CHICAGO—Ford Motor Co. would invest $900 million in its assembly plant on Chicago’s South Side and create about 200 new jobs under a tentative labour agreement between the automaker and United Auto Workers.
The Michigan-based automaker would employ 4,600 workers at the Chicago Assembly Plant to support production of the Explorer, Police Interceptor, Taurus and a new vehicle to be named later, The Munster Times reports. The plant in the Hegewisch neighbourhood also makes the Lincoln MKS, which is being phased out next year.
The four-year agreement approved by union leadership now goes to union members for ratification through Wednesday. The contract includes worker incentives that would lead to an estimated $54 million going immediately into the local economy.
“The agreement, if ratified, will help lead the Ford Motor Co., our employees and our communities into the future,” said John Fleming, Ford executive vice-president of global manufacturing and labour affairs.

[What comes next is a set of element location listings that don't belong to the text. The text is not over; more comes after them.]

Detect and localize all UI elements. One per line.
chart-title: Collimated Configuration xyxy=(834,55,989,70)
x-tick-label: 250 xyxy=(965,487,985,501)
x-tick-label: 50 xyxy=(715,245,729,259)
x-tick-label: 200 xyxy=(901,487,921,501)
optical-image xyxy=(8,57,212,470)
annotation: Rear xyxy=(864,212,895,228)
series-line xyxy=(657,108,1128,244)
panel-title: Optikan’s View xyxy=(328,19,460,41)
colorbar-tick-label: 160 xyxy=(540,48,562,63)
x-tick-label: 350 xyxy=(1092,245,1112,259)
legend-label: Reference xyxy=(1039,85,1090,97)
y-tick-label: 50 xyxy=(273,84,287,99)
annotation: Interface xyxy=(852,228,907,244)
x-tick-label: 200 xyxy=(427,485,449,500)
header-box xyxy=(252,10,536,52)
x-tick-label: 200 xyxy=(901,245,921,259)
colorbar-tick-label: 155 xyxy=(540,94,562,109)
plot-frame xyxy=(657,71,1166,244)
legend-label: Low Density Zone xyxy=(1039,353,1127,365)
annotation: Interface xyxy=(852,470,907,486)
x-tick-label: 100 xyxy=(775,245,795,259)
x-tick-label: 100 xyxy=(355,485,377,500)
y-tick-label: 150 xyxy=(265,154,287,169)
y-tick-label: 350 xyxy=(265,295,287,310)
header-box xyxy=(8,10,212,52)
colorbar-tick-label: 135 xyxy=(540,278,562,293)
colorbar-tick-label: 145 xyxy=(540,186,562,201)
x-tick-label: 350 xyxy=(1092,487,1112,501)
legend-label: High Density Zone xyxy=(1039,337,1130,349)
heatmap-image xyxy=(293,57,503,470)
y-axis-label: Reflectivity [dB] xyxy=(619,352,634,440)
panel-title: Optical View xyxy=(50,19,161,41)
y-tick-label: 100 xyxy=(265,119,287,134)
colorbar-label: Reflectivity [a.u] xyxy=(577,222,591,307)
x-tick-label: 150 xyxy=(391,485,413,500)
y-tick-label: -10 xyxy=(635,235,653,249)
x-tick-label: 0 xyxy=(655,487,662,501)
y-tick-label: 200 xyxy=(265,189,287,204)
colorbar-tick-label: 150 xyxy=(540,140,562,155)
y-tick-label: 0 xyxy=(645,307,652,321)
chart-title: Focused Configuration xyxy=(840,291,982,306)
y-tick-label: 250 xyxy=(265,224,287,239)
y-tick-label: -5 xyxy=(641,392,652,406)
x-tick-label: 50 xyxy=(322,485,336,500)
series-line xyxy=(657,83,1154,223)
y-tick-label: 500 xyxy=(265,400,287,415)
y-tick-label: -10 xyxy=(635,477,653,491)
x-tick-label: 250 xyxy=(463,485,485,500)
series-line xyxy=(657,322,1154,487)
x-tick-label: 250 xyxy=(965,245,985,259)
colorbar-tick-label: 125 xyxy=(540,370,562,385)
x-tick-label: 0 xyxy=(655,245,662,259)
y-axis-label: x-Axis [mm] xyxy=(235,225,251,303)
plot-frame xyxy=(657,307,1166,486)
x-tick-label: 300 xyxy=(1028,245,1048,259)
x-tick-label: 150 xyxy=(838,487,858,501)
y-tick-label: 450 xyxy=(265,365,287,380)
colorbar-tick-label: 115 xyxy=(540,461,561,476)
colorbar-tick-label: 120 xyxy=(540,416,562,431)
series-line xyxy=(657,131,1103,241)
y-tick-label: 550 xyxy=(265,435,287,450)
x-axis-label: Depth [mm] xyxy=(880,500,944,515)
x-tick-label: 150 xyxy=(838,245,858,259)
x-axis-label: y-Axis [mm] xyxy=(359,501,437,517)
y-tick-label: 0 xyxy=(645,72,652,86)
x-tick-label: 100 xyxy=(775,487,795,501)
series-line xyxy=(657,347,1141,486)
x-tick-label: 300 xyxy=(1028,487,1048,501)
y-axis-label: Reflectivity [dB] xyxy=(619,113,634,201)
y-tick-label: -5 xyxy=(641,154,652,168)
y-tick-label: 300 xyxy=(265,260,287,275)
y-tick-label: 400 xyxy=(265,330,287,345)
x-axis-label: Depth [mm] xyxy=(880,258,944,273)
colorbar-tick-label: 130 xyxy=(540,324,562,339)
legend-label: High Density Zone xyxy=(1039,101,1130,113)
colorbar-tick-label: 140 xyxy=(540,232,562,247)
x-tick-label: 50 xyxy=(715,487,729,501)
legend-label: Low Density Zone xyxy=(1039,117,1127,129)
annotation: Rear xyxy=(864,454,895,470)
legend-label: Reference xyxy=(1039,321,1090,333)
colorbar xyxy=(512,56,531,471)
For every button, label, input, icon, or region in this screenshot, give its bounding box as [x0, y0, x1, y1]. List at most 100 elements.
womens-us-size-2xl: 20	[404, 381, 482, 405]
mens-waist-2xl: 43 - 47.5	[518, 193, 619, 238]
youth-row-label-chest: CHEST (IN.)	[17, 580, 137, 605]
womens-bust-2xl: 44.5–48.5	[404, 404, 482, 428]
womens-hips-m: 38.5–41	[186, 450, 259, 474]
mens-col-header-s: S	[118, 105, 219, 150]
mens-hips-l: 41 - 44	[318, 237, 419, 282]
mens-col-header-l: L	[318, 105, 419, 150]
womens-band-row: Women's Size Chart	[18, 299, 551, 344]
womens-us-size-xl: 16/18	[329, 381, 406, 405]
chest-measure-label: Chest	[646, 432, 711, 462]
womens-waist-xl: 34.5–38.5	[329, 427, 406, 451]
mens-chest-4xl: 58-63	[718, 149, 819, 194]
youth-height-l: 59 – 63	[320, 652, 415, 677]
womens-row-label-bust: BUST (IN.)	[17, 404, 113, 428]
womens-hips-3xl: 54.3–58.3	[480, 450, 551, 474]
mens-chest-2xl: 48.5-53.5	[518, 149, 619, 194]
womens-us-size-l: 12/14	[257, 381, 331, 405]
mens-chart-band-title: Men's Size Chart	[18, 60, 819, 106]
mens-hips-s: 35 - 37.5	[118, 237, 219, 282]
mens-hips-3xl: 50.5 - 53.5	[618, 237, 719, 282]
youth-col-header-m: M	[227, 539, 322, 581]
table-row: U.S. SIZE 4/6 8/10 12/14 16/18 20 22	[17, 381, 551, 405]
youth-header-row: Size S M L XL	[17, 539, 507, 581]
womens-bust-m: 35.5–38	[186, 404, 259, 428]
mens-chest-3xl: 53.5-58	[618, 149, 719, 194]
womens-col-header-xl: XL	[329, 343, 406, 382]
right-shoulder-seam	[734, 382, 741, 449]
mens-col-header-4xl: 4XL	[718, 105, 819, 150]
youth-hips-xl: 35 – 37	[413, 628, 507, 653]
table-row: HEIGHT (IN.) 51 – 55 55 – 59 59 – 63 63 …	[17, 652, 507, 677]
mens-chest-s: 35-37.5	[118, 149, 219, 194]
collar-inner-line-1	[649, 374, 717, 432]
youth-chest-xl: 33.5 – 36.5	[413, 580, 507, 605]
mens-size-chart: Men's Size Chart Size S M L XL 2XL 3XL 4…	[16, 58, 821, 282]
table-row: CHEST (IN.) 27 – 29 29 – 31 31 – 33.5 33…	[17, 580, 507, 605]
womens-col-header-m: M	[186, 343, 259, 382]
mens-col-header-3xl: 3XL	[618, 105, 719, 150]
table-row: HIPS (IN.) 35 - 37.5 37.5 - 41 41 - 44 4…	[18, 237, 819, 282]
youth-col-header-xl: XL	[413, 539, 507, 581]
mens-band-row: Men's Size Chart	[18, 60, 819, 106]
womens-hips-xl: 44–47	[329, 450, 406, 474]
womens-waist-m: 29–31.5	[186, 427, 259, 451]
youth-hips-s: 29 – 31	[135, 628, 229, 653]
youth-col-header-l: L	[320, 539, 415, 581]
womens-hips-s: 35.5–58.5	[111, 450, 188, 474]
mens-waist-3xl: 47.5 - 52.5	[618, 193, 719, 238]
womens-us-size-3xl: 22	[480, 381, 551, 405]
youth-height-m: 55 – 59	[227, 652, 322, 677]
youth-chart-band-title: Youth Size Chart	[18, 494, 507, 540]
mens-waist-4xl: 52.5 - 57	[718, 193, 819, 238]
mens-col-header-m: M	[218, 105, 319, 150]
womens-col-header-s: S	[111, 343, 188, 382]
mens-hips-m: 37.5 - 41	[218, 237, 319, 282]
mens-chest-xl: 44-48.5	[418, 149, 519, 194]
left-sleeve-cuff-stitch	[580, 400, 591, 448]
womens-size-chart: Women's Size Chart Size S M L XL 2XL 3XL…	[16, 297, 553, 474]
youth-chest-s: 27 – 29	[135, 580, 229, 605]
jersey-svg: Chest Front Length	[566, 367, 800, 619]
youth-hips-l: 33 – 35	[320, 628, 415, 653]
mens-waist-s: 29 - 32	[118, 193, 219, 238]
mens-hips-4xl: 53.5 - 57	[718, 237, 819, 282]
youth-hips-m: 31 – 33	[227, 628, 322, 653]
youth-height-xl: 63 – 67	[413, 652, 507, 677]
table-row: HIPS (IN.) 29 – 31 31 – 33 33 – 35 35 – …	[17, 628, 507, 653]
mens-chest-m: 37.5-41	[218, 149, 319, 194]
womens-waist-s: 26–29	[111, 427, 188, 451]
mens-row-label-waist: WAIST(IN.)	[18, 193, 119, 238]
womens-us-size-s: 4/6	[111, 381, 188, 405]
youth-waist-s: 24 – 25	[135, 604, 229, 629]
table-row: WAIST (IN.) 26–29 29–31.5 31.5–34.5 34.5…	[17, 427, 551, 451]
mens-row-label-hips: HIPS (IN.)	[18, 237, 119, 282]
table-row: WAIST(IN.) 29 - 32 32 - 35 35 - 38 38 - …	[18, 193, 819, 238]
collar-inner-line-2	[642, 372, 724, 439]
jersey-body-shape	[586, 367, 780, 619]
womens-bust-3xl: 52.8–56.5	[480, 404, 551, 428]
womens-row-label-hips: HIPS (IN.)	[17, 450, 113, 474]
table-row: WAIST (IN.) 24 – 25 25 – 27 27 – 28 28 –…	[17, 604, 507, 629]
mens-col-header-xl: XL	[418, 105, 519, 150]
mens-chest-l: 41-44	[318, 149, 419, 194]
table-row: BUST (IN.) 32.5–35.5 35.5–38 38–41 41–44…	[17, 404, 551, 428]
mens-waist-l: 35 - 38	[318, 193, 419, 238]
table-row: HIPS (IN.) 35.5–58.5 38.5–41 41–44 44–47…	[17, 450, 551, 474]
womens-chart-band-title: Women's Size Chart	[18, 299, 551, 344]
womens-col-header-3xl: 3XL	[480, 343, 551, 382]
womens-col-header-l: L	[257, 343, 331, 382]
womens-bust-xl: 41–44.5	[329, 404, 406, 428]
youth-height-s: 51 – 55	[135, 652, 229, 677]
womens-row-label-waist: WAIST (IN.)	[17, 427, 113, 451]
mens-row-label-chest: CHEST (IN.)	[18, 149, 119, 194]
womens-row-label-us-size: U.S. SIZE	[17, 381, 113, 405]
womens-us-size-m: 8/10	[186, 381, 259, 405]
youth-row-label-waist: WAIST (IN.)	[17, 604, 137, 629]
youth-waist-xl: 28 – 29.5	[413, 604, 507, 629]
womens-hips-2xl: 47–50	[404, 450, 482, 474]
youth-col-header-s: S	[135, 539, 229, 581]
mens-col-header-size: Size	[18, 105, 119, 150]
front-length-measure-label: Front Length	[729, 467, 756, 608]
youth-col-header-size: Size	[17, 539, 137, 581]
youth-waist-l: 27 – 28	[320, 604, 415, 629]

The $900 million investment would be more than double the $400 million spent to modernize the 91-year-old plant in 2010 so it could make the Explorer. The SUV is credited with a turnaround at the plant, with employment growing from 3,200 workers in 2011 to 4,400 today.
To keep up with demand, the plant and the Chicago Stamping Plant in the nearby city of Chicago Heights are running around the clock.
Chicago Mayor Rahm Emanuel said in a statement that the contract “is a win for both Ford’s workers and the South Side of Chicago.”